We investigated to what extent similarity-based loss functions were affected by catastrophic forgetting during incremental similarity learning (Tables 1 to 5). We do this by implementing a minor variation of the existing catastrophic forgetting testing procedure and testing metric by Kemker et al. [23] to accommodate testing similarity learning. The results show that the extent of catastrophic forgetting differed for each loss function. With good Pair and Triplet mining approaches, we observed that Angular loss was the least affected amongst the loss functions by a small margin. The Centre loss was the most affected. We have found that the severity and rapidness of forgetting depend on the complexity of data (i.e. the number of classes, the task’s difficulty) in similarity-based loss functions. Therefore, we have shown that retrieval models with similarity-based loss functions are unsuitable for incremental learning without some form of modification to the training procedure.

To address the above, we implemented three existing incremental learning methods to reduce catastrophic forgetting during incremental similarity learning and compared them to our novel approach. The results have shown that all the methods helped reduce forgetting in the networks compared to regular training. Our method outperformed the other three methods when measured on both base knowledge retention and overall knowledge retention. We differentiate our method from traditional exemplar methods that require one to keep images. Since using VAEs to generate actual images is a complicated process, we proposed using VAEs to generate intermediate representations instead. The results show that we do not require actual images as exemplars during incremental learning. Instead, it is essential to remind the network of the previously seen knowledge.

The results indicate that ResNet9 outperformed a simple CNN and VGG11 when dealing with catastrophic forgetting. This outcome is exciting as it points to a possible approach of study for overcoming catastrophic forgetting in similarity learning: network architecture. It is also worth noting that the similarity loss functions impact catastrophic forgetting and that, if appropriately formulated, might alleviate some of the challenges. Further research might also investigate the impact of appropriate mining methods in helping prevent catastrophic forgetting. Finally, research into using VAEs or sophisticated generative models to generate inputs to intermediate convolution layers instead of only fully connected ones may be valuable.

Other possible future applications for investigation include applying incremental learning to large language models. Large language models require a significant amount of training data.

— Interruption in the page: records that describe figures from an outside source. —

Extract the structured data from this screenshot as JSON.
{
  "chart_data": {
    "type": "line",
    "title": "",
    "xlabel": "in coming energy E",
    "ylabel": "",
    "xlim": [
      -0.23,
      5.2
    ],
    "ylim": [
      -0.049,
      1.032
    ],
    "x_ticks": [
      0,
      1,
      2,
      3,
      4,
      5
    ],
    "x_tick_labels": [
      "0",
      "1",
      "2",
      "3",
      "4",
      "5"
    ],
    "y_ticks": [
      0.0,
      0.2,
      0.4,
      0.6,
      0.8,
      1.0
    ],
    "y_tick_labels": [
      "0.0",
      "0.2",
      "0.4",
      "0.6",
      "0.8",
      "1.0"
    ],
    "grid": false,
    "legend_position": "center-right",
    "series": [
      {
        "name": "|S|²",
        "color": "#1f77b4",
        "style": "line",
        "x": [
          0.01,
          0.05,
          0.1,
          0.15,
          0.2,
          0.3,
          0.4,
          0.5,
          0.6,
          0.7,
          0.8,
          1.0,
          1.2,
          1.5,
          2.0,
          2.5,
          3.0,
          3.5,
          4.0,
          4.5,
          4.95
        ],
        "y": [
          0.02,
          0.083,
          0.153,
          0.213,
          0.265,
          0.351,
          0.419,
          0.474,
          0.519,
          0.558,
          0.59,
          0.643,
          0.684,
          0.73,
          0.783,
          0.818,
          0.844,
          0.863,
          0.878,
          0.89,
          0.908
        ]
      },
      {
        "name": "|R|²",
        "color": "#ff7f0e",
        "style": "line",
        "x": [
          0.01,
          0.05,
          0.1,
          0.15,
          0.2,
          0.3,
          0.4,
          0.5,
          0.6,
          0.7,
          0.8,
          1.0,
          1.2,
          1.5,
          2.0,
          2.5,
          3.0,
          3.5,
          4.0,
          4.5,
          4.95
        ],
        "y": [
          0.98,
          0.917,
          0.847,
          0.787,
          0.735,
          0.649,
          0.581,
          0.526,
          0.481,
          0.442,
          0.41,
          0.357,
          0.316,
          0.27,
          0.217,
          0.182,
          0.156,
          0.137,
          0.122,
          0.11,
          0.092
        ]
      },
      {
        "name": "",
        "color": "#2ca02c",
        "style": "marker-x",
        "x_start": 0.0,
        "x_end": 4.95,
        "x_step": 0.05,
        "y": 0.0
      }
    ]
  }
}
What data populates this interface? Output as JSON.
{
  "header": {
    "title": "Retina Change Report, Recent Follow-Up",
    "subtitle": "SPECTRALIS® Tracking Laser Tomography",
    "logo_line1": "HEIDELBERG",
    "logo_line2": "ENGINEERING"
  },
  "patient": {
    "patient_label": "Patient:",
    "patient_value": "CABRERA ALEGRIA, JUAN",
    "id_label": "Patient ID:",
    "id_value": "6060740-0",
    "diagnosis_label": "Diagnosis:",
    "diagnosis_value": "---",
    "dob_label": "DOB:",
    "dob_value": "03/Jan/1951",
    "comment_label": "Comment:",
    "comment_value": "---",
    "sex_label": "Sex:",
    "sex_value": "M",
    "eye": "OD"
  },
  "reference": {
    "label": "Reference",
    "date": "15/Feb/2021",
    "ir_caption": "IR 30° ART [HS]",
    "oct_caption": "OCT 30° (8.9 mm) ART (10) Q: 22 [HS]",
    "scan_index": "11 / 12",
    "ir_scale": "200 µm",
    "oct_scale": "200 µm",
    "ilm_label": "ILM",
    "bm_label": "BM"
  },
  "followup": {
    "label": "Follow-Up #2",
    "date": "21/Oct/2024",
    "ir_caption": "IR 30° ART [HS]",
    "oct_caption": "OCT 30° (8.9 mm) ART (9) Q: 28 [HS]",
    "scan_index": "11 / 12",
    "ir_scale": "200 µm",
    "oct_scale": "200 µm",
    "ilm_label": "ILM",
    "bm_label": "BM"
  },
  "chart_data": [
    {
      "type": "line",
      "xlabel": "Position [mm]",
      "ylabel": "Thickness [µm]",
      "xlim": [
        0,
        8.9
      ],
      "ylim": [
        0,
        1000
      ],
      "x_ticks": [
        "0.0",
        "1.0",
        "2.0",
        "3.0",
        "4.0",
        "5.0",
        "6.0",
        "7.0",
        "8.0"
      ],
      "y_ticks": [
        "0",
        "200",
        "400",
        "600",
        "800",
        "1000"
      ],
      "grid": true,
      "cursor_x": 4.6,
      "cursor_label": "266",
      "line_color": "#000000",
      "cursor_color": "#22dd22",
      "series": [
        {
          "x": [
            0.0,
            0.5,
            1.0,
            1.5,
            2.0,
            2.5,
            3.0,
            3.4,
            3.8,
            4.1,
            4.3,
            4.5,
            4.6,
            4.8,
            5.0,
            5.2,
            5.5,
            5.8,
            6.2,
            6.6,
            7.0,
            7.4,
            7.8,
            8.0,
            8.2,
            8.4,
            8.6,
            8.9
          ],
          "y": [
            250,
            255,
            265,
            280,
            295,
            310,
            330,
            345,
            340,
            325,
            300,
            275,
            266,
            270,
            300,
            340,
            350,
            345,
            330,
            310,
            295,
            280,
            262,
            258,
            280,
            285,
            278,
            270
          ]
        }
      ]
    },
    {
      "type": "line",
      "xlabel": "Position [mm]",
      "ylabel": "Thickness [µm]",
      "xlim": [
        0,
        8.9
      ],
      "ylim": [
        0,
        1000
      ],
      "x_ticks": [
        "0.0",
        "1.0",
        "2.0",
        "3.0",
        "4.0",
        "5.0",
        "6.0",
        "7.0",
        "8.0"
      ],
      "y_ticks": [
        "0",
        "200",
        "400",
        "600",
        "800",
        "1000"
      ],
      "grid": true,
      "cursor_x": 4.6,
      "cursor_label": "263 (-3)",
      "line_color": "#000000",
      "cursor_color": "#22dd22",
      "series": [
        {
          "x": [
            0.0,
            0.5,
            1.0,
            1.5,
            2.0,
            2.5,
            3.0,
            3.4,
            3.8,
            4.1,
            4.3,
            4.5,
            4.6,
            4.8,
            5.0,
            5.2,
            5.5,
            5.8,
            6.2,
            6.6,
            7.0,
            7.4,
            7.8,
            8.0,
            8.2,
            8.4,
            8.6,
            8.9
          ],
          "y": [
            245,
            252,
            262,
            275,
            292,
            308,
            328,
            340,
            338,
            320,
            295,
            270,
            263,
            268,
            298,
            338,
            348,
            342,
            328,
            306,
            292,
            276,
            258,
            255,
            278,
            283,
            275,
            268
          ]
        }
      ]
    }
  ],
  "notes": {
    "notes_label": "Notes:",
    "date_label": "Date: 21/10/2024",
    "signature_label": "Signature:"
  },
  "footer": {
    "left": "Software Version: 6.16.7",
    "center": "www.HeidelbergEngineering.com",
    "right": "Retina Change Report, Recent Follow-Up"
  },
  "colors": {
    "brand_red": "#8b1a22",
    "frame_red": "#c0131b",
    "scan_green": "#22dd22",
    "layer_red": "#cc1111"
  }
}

To update a language model, old and new training data is required resulting in overly long training times. Overcoming catastrophic forgetting would allow one to update these models rather than retraining from scratch. Generative models are another area for future exploration related to incremental learning. Generative models cannot generate classes of objects that have not been seen before. Incremental learning techniques, overcoming catastrophic forgetting, can be utilized to update the generative models on new classes and not retrain entirely.

We hope this research sheds insight into the problem of incremental learning with similarity learning.